Mas, naquela tarde, não sei por qual motivo, o trem estava ali parado; ligado, porém parado. Algo me fez estacionar o carro no acostamento; excepcionalmente, naquele horário eu não estava com pressa. Fiquei ali uns dez minutos, não mais do que isso. Sei que não devia, pelos perigos que hoje corremos nas rodovias, mas parei e lá fiquei admirando o velho trem.
Lembrei-me de uma viagem que fiz, em 1987, quando fui para o Chile, Bolívia e depois para o Peru. Entre as inúmeras aventuras daqueles trinta dias de mochileiro, lembrei-me de um trajeto que cumpri, no Peru, quando fui de Puno à Cuzco. Logo que entrei no vagão, observei que a maioria dos passageiros, inclusive os estrangeiros, prendia suas bolsas ou malas de viagem com correntes e cadeados junto aos maleiros ou poltronas. Fiquei intrigado, não entendi a razão e também não perguntei. Como eu sempre fui preocupado com bagagens durante as viagens, coloquei minha mochila bem debaixo do banco que eu ocupava, fazendo com que a alça ficasse presa a uma das minhas pernas.
A viagem demorou uma eternidade, não me lembro exatamente quantas horas. O trem era bem popular, sem nenhum conforto, ao contrário, faltava pouco para se desmantelar todo. Dentro dele, as "cholas" vendiam de tudo "choclo caliente", banana, etc... Na primeira parada, numa das estações, logo entendi a razão das correntes e dos cadeados. De repente, entravam uns dois ou três homens, em correria, passavam rapidamente pelas poltronas dos passageiros e agarravam o que podiam, saindo pela porta seguinte e desaparecendo no meio das vielas do pequeno vilarejo. Polícia? Nem pensar; os espaços eram terras sem lei. E foi assim em todas as paradas.
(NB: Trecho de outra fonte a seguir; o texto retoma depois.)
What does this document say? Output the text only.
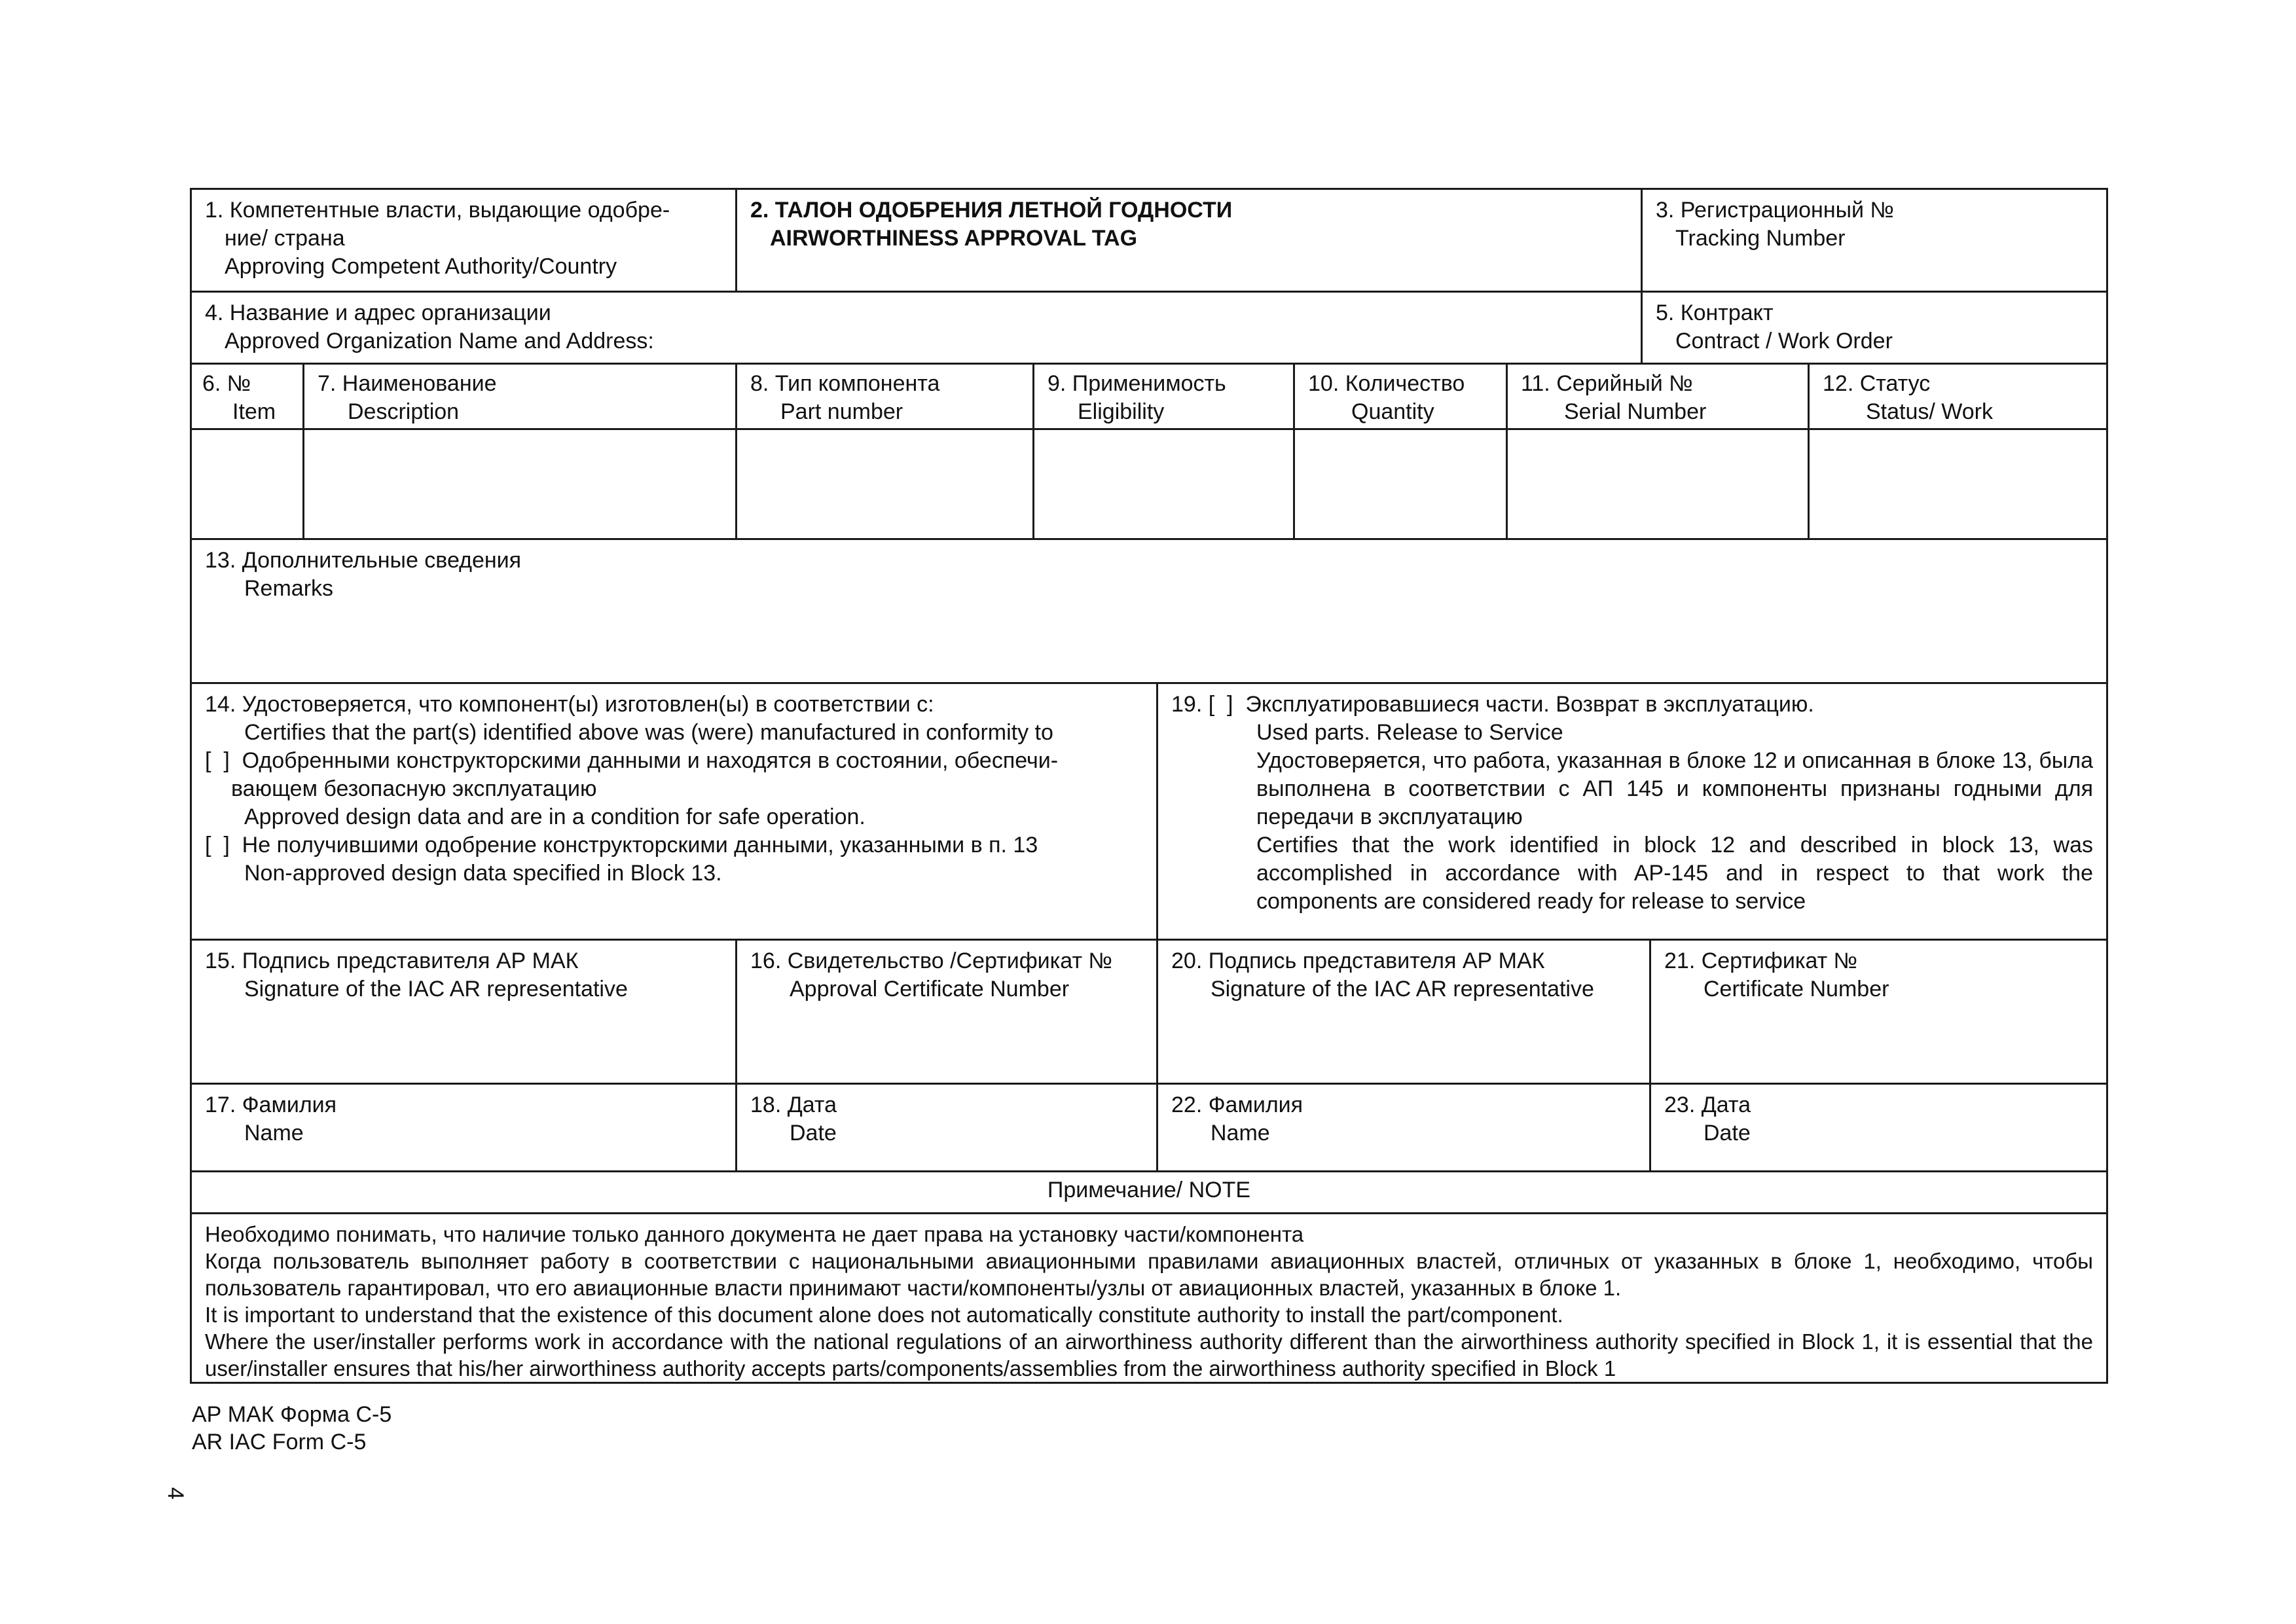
1. Компетентные власти, выдающие одобре-
ние/ страна
Approving Competent Authority/Country
2. ТАЛОН ОДОБРЕНИЯ ЛЕТНОЙ ГОДНОСТИ
AIRWORTHINESS APPROVAL TAG
3. Регистрационный №
Tracking Number
4. Название и адрес организации
Approved Organization Name and Address:
5. Контракт
Contract / Work Order
6. №
Item
7. Наименование
Description
8. Тип компонента
Part number
9. Применимость
Eligibility
10. Количество
Quantity
11. Серийный №
Serial Number
12. Статус
Status/ Work
13. Дополнительные сведения
Remarks
14. Удостоверяется, что компонент(ы) изготовлен(ы) в соответствии с:
Certifies that the part(s) identified above was (were) manufactured in conformity to
[  ]  Одобренными конструкторскими данными и находятся в состоянии, обеспечи-
вающем безопасную эксплуатацию
Approved design data and are in a condition for safe operation.
[  ]  Не получившими одобрение конструкторскими данными, указанными в п. 13
Non-approved design data specified in Block 13.
19. [  ]  Эксплуатировавшиеся части. Возврат в эксплуатацию.
Used parts. Release to Service
Удостоверяется, что работа, указанная в блоке 12 и описанная в блоке 13, была выполнена в соответствии с АП 145 и компоненты признаны годными для передачи в эксплуатацию
Certifies that the work identified in block 12 and described in block 13, was accomplished in accordance with AP-145 and in respect to that work the components are considered ready for release to service
15. Подпись представителя АР МАК
Signature of the IAC AR representative
16. Свидетельство /Сертификат №
Approval Certificate Number
20. Подпись представителя АР МАК
Signature of the IAC AR representative
21. Сертификат №
Certificate Number
17. Фамилия
Name
18. Дата
Date
22. Фамилия
Name
23. Дата
Date
Примечание/ NOTE
Необходимо понимать, что наличие только данного документа не дает права на установку части/компонента
Когда пользователь выполняет работу в соответствии с национальными авиационными правилами авиационных властей, отличных от указанных в блоке 1, необходимо, чтобы пользователь гарантировал, что его авиационные власти принимают части/компоненты/узлы от авиационных властей, указанных в блоке 1.
It is important to understand that the existence of this document alone does not automatically constitute authority to install the part/component.
Where the user/installer performs work in accordance with the national regulations of an airworthiness authority different than the airworthiness authority specified in Block 1, it is essential that the user/installer ensures that his/her airworthiness authority accepts parts/components/assemblies from the airworthiness authority specified in Block 1
АР МАК Форма С-5
AR IAC Form C-5
4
Bem, mas o tema é outro. Afora essas lembranças das aventuras que hoje não teria mais coragem de fazer, na tarde que fiquei observando o trem, me deu uma imensa vontade de tomar um comboio daqueles e seguir sem destino, sem horário para ser respeitado, sem previsão de retorno ou sem projeto de volta. Fiquei ali por alguns minutos, com uma vontade imensa de deixar todas as responsabilidades que criamos para nós mesmos e com enorme vontade de seguir a vida por outras sendas, uma parada ou outra num lugar qualquer, um trabalho esporádico, despreocupação com CPF, RG, mensalão, Marcos Valério, Zé Dirceu...
Foram uns dez minutos... Entrei no carro e segui em frente, pensativo, ouvindo algumas canções argentinas. É, não foi dessa vez. Fui até a PUCC, resolvi algumas questões sobre notas de alunos e, logo mais, tive que voltar à uma gráfica nas proximidades da Anhanguera. Na volta para a cidade, entrando pelo trevo da Bosch, a Sul-Leste segue beirando uma linha de trem, talvez a mesma da estrada. E não é que havia ali outro trem seguindo seu rumo. Agora, ele estava ao meu lado, muito próximo, há poucas dezenas de metros. Ajustei a velocidade do carro para acompanhá-lo em seu trajeto e fui seguindo o ritmo do trem, crente que minha viagem havia começado. Num certo momento, a pista e a linha do trem começaram a se separar, se separar, se separar... Melancólico, fiquei observando a felicidade se afastar no ritmo do comboio.